Qu'est-ce que l'IA agentique et comment peut-il être utilisé dans les soins de santé?

Qu'est-ce que l'agent AI?

Comme d'autres formes d'intelligence artificielle, l'IA agentique n'est aussi précise que les données qui les alimentent. Il s'appuie sur «un écosystème numérique de modèles de grande langue (LLM), d'apprentissage automatique (ML) et de traitement du langage naturel (NLP) pour effectuer des tâches autonomes au nom de l'utilisateur ou d'un autre système», selon IBM.

L'IA agentique est le terme utilisé pour décrire le concept global. Les agents AI sont les composants individuels du modèle qui sont créés pour gérer des tâches et des processus spécifiques. Les agents d'un système d'IA agentique ont «l'agence» pour analyser les données, puis prendre des décisions sur ce qu'il faut faire avec les résultats.

Alors que le pas en avant significatif, Saunders et Jason Warrelmann, vice-président de la stratégie de soins de santé à UIPATH, prudent que l'agent AI est toujours considéré comme une intelligence artificielle. L'intelligence artificielle, qui permettrait aux machines de penser comme les humains, n'existe pas encore.

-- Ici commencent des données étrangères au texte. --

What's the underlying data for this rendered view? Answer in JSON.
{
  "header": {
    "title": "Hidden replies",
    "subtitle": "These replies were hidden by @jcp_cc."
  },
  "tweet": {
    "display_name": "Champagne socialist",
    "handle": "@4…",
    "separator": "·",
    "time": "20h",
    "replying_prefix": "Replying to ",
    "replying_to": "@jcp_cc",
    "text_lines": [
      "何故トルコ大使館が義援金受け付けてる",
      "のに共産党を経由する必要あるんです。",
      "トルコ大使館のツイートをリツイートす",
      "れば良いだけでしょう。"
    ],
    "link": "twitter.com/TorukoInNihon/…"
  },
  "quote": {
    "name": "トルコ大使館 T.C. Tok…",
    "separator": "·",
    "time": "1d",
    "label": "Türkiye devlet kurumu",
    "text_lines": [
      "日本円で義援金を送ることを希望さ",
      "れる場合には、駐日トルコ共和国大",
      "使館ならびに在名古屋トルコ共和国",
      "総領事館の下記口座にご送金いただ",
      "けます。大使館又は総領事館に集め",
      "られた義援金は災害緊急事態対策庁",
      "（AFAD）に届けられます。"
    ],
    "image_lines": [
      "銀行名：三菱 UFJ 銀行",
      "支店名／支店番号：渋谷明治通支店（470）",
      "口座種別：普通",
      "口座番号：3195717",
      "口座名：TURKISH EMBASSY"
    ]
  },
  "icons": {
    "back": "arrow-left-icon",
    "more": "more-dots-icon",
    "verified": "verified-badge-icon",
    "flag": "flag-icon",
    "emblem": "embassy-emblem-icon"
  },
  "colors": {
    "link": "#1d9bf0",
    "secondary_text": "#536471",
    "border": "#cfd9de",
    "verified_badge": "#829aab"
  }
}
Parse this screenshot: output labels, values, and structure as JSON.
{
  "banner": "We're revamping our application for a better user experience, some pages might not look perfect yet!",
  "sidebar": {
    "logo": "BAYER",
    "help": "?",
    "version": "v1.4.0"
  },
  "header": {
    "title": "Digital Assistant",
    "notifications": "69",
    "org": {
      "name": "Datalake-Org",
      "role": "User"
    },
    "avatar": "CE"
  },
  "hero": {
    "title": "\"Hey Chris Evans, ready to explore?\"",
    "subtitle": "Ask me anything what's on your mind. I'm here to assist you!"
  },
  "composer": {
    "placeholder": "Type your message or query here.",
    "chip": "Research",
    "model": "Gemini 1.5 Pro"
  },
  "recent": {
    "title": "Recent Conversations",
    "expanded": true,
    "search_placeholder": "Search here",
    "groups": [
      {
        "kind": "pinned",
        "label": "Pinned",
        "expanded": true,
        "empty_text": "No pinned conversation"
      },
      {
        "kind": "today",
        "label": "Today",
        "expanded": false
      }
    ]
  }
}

«Pour le moment, le mieux que nous puissions faire est de fournir un contexte afin que l'agent comprenne comment répondre. Il y a toujours un modèle grand linguistique derrière, donc l'IA agentique n'agit pas complètement seul», explique Warrelmann. «L'informatique requise pour cela est encore au-delà de nous.»

«Bien que les agents et le raisonnement soient des capacités puissantes, ils ne sont toujours pas à la hauteur de l'incroyable complexité de l'intelligence humaine», convient Saunders.

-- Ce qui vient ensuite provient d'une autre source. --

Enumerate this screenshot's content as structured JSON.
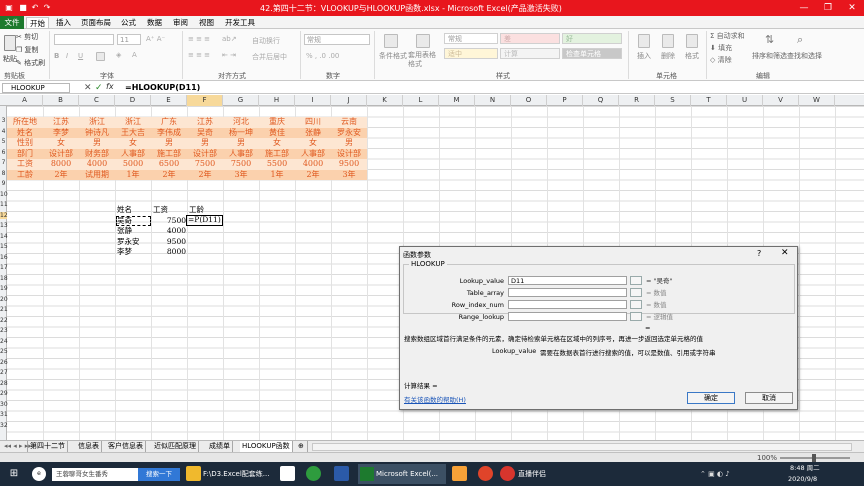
{
  "window": {
    "title": "42.第四十二节：VLOOKUP与HLOOKUP函数.xlsx - Microsoft Excel(产品激活失败)"
  },
  "tabs": [
    {
      "label": "文件"
    },
    {
      "label": "开始"
    },
    {
      "label": "插入"
    },
    {
      "label": "页面布局"
    },
    {
      "label": "公式"
    },
    {
      "label": "数据"
    },
    {
      "label": "审阅"
    },
    {
      "label": "视图"
    },
    {
      "label": "开发工具"
    }
  ],
  "ribbon": {
    "clipboard": {
      "cut": "剪切",
      "copy": "复制",
      "painter": "格式刷",
      "paste": "粘贴",
      "label": "剪贴板"
    },
    "font": {
      "size": "11",
      "label": "字体"
    },
    "align": {
      "wrap": "自动换行",
      "merge": "合并后居中",
      "label": "对齐方式"
    },
    "number": {
      "format": "常规",
      "label": "数字"
    },
    "styles": {
      "cond": "条件格式",
      "table": "套用表格格式",
      "cells": [
        "常规",
        "差",
        "好",
        "适中",
        "计算",
        "检查单元格"
      ],
      "label": "样式"
    },
    "cells": {
      "insert": "插入",
      "delete": "删除",
      "format": "格式",
      "label": "单元格"
    },
    "edit": {
      "autosum": "自动求和",
      "fill": "填充",
      "clear": "清除",
      "sort": "排序和筛选",
      "find": "查找和选择",
      "label": "编辑"
    }
  },
  "formula": {
    "name": "HLOOKUP",
    "fx": "fx",
    "text": "=HLOOKUP(D11)"
  },
  "columns": [
    "A",
    "B",
    "C",
    "D",
    "E",
    "F",
    "G",
    "H",
    "I",
    "J",
    "K",
    "L",
    "M",
    "N",
    "O",
    "P",
    "Q",
    "R",
    "S",
    "T",
    "U",
    "V",
    "W"
  ],
  "rows": [
    "3",
    "4",
    "5",
    "6",
    "7",
    "8",
    "9",
    "10",
    "11",
    "12",
    "13",
    "14",
    "15",
    "16",
    "17",
    "18",
    "19",
    "20",
    "21",
    "22",
    "23",
    "24",
    "25",
    "26",
    "27",
    "28",
    "29",
    "30",
    "31",
    "32"
  ],
  "table": [
    [
      "所在地",
      "江苏",
      "浙江",
      "浙江",
      "广东",
      "江苏",
      "河北",
      "重庆",
      "四川",
      "云南"
    ],
    [
      "姓名",
      "李梦",
      "钟诗凡",
      "王大吉",
      "李伟成",
      "吴奇",
      "杨一坤",
      "黄佳",
      "张静",
      "罗永安"
    ],
    [
      "性别",
      "女",
      "男",
      "女",
      "男",
      "男",
      "男",
      "女",
      "女",
      "男"
    ],
    [
      "部门",
      "设计部",
      "财务部",
      "人事部",
      "施工部",
      "设计部",
      "人事部",
      "施工部",
      "人事部",
      "设计部"
    ],
    [
      "工资",
      "8000",
      "4000",
      "5000",
      "6500",
      "7500",
      "7500",
      "5500",
      "4000",
      "9500"
    ],
    [
      "工龄",
      "2年",
      "试用期",
      "1年",
      "2年",
      "2年",
      "3年",
      "1年",
      "2年",
      "3年"
    ]
  ],
  "lookup": {
    "headers": [
      "姓名",
      "工资",
      "工龄"
    ],
    "rows": [
      [
        "吴奇",
        "7500",
        "=P(D11)"
      ],
      [
        "张静",
        "4000",
        ""
      ],
      [
        "罗永安",
        "9500",
        ""
      ],
      [
        "李梦",
        "8000",
        ""
      ]
    ]
  },
  "sheets": [
    "第四十二节",
    "信息表",
    "客户信息表",
    "近似匹配原理",
    "成绩单",
    "HLOOKUP函数"
  ],
  "status": {
    "zoom": "100%"
  },
  "dialog": {
    "title": "函数参数",
    "help": "?",
    "close": "✕",
    "func": "HLOOKUP",
    "args": [
      {
        "name": "Lookup_value",
        "value": "D11",
        "result": "= \"吴奇\""
      },
      {
        "name": "Table_array",
        "value": "",
        "result": "= 数值"
      },
      {
        "name": "Row_index_num",
        "value": "",
        "result": "= 数值"
      },
      {
        "name": "Range_lookup",
        "value": "",
        "result": "= 逻辑值"
      }
    ],
    "eq": "=",
    "desc": "搜索数组区域首行满足条件的元素，确定待检索单元格在区域中的列序号，再进一步返回选定单元格的值",
    "arg_desc_name": "Lookup_value",
    "arg_desc": "需要在数据表首行进行搜索的值，可以是数值、引用或字符串",
    "result_label": "计算结果 =",
    "help_link": "有关该函数的帮助(H)",
    "ok": "确定",
    "cancel": "取消"
  },
  "taskbar": {
    "search": "王蓉聊哥女生番秀",
    "search_btn": "搜索一下",
    "folder": "F:\\D3.Excel配套练...",
    "excel": "Microsoft Excel(...",
    "live": "直播伴侣",
    "time": "8:48 周二",
    "date": "2020/9/8"
  }
}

En quoi une IA agentique diffère-t-elle de l'IA générative?

Les applications d'IA génératives utilisent des données de modèles de grande langue pour élaborer des réponses. La qualité de la sortie repose en grande partie sur la spécificité et les conseils fournis par l'utilisateur, un processus connu sous le nom d'ingénierie rapide.

L'IA agentique est plus proactive. Il peut extraire des informations de plusieurs sources, utiliser un raisonnement sophistiqué, puis terminer automatiquement la tâche suivante.

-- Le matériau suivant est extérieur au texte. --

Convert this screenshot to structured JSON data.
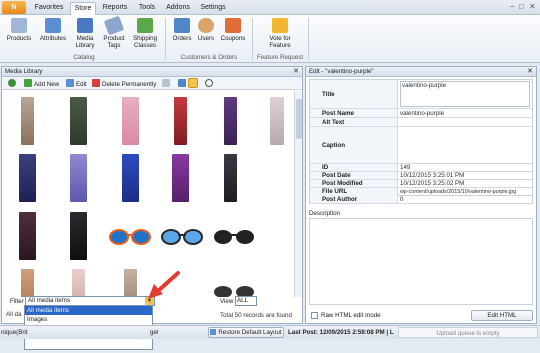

«L'IA agentique s'appuie sur une IA générative, en prenant des réponses simples avec la possibilité de considérer les options, de revenir en arrière et de refaire des étapes», explique Saunders. «Cela fonctionne beaucoup plus comme nous le faisons lorsque nous résolvons des problèmes et détermirons comment considérer les nouvelles informations.»

Dans les soins de santé, l'IA agentique et générative peut travailler ensemble pour augmenter l'efficacité et stimuler la productivité. Par exemple, après une intervention chirurgicale, l'IA générative peut utiliser le dossier du patient et les notes du chirurgien pour rédiger des instructions post-opératoires pour l'utilisation des médicaments, les limitations d'activité et les soins de suivi.

L'IA agentique peut ensuite partager les instructions générées, surveiller si le patient a accédé au document dans le portail du patient et envoyer des rappels de rendez-vous futurs. Si le patient signale un symptôme grave, l'agent d'IA de soins de santé pourrait alerter automatiquement une infirmière ou planifier une consultation virtuelle avec le fournisseur.